The years following her Apprentice
appearance were distinguished by tabloid pictures of her having sex in a field
with a married man, an appearance on I’m a Celebrity … Get Me Out of Here, and
the sale of her subsequent marriage to the same man, Mark Cross, to a Living TV
programme in 2010 called Celebrity
Four Weddings. In addition to two pre-teenage daughters from an
earlier relationship, she and Cross have a six-year-old son.
But life has not been easy for Hopkins –
she also revealed to the Guardian for the first time that she suffers
frequently from serious epileptic seizures that cause her arms to dislocate and
require her to be hospitalised several times a month. “My epilepsy’s not an
illness. It is my strength,” she tweeted recently. “I am tougher than it,
bigger than it, better than it. It can DO ONE.”
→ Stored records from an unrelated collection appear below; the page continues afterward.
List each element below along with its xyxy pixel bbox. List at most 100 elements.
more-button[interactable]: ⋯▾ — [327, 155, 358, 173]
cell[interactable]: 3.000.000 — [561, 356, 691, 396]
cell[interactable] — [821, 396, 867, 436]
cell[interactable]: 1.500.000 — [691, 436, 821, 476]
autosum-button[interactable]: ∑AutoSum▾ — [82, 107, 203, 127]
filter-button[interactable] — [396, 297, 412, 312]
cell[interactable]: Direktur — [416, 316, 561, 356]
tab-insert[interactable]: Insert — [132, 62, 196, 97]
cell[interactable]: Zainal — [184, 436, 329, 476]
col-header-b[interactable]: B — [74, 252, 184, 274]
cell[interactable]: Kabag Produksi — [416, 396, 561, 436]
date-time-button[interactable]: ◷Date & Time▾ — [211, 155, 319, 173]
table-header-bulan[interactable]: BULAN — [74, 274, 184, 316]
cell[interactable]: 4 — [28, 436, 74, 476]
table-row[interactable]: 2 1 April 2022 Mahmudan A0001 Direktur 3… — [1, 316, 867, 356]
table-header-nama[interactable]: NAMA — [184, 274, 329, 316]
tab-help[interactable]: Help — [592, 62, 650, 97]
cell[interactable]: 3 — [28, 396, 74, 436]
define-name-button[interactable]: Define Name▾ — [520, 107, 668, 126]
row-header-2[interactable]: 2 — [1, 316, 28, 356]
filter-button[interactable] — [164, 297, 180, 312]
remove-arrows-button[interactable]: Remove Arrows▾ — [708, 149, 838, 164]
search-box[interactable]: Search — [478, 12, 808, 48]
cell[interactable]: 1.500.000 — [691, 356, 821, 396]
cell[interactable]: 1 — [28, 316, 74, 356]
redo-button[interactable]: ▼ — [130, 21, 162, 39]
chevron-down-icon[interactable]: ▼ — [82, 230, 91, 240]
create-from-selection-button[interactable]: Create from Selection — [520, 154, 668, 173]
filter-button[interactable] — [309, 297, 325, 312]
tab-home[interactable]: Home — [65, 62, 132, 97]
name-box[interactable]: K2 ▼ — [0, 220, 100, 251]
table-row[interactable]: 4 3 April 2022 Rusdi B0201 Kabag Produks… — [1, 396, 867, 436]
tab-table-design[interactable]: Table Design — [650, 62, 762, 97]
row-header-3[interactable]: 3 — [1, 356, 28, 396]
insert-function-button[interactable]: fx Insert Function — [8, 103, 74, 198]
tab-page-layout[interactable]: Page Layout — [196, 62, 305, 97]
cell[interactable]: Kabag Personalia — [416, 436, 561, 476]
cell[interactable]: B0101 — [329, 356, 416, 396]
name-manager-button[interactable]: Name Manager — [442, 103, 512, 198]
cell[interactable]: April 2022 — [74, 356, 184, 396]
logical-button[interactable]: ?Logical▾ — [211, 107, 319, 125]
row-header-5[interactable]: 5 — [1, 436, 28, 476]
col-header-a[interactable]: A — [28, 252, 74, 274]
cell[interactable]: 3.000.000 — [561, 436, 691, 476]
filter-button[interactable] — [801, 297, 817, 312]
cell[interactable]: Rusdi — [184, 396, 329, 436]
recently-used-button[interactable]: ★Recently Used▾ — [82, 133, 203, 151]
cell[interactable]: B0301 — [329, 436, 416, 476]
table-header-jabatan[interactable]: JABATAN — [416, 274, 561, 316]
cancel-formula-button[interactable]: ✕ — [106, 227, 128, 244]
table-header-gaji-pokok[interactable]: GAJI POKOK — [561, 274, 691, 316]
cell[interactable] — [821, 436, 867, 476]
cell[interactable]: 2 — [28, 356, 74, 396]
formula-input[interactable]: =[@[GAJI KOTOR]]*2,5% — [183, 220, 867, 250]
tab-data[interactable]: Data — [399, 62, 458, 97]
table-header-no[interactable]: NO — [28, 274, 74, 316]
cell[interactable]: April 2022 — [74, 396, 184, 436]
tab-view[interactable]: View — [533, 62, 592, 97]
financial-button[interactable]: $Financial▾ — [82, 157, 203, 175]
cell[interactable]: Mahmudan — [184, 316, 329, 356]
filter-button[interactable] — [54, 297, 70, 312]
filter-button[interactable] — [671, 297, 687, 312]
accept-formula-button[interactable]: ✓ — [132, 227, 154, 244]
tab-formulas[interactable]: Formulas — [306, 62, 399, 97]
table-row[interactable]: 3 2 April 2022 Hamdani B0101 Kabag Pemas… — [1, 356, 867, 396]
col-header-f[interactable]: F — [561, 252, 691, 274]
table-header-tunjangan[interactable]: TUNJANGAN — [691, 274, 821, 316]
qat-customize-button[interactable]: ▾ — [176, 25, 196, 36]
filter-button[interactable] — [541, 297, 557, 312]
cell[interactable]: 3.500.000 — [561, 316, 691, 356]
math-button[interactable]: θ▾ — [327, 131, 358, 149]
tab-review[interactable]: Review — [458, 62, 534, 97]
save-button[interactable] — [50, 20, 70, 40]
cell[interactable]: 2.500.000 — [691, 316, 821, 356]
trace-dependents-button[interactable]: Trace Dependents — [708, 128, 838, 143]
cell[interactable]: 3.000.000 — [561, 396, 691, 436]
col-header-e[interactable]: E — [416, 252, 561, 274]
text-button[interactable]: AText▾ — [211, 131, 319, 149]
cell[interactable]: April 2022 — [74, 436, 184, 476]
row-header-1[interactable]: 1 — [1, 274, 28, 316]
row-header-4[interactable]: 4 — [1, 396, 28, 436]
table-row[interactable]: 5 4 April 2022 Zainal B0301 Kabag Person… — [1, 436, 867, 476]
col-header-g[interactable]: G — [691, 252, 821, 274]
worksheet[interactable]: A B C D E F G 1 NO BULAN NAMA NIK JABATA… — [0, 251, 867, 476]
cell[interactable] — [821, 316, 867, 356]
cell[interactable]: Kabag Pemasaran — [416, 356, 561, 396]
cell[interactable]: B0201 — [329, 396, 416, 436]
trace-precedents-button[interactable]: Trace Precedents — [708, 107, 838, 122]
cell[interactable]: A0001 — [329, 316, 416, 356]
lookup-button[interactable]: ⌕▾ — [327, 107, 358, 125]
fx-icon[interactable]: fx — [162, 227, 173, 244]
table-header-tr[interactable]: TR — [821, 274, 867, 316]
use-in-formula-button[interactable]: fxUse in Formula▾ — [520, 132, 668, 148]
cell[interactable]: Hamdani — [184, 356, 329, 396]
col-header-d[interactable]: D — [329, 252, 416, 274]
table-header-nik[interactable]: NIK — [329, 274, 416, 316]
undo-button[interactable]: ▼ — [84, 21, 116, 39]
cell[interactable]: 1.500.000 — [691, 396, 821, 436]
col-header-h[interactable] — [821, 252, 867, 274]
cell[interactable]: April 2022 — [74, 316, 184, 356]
Earlier this month, when the columnist
declared that she would leave the country if Ed Miliband was elected prime
minister, Daniel O’Neill, a student social worker from Salford, started
an appeal on the
Crowdfunder website to raise the airfare, which attracted the columnist’s
approving mention. ”When you care about things, when you hold very strong views
as well, how could you possibly sit on the sidelines?” says O’Neill. “If you
don’t say anything, the things that she’s putting out there, a lot of her
followers, her fans, they could believe in this and start spreading her
message.”
All the same, O’Neill admits he believes
her views to be a contrivance. “I think the Katie Hopkins you see in the media,
on Twitter — I don’t in any sense believe that’s the real her. She’s created a
good character, and she plays it very well.”
She may be highly objectionable to many,
but her success relies less on the neglected majority on whose behalf she
claims to speak than on the swift and indignant outrage of those whom she so
carefully offends. Perhaps the truth is that we rather like being trolled.
In any event, notes Mountstevens,
“regardless of where you stand on her opinions or personality, her success
means we are likely to see far more columnists and media personalities that are
cut from the same cloth in the years to come”.
As for Hopkins herself, she denies that
her schtick is an act, though she did joke to one interviewer: “If you disclose
the fact I am not an absolute cow bag, me and thee will have words.” She is
well aware, however, that her value to her employers lies in one thing alone – the
controversy she manages to generate. “They are a consumer purchasing a
commodity – me – and I have to demonstrate its value.”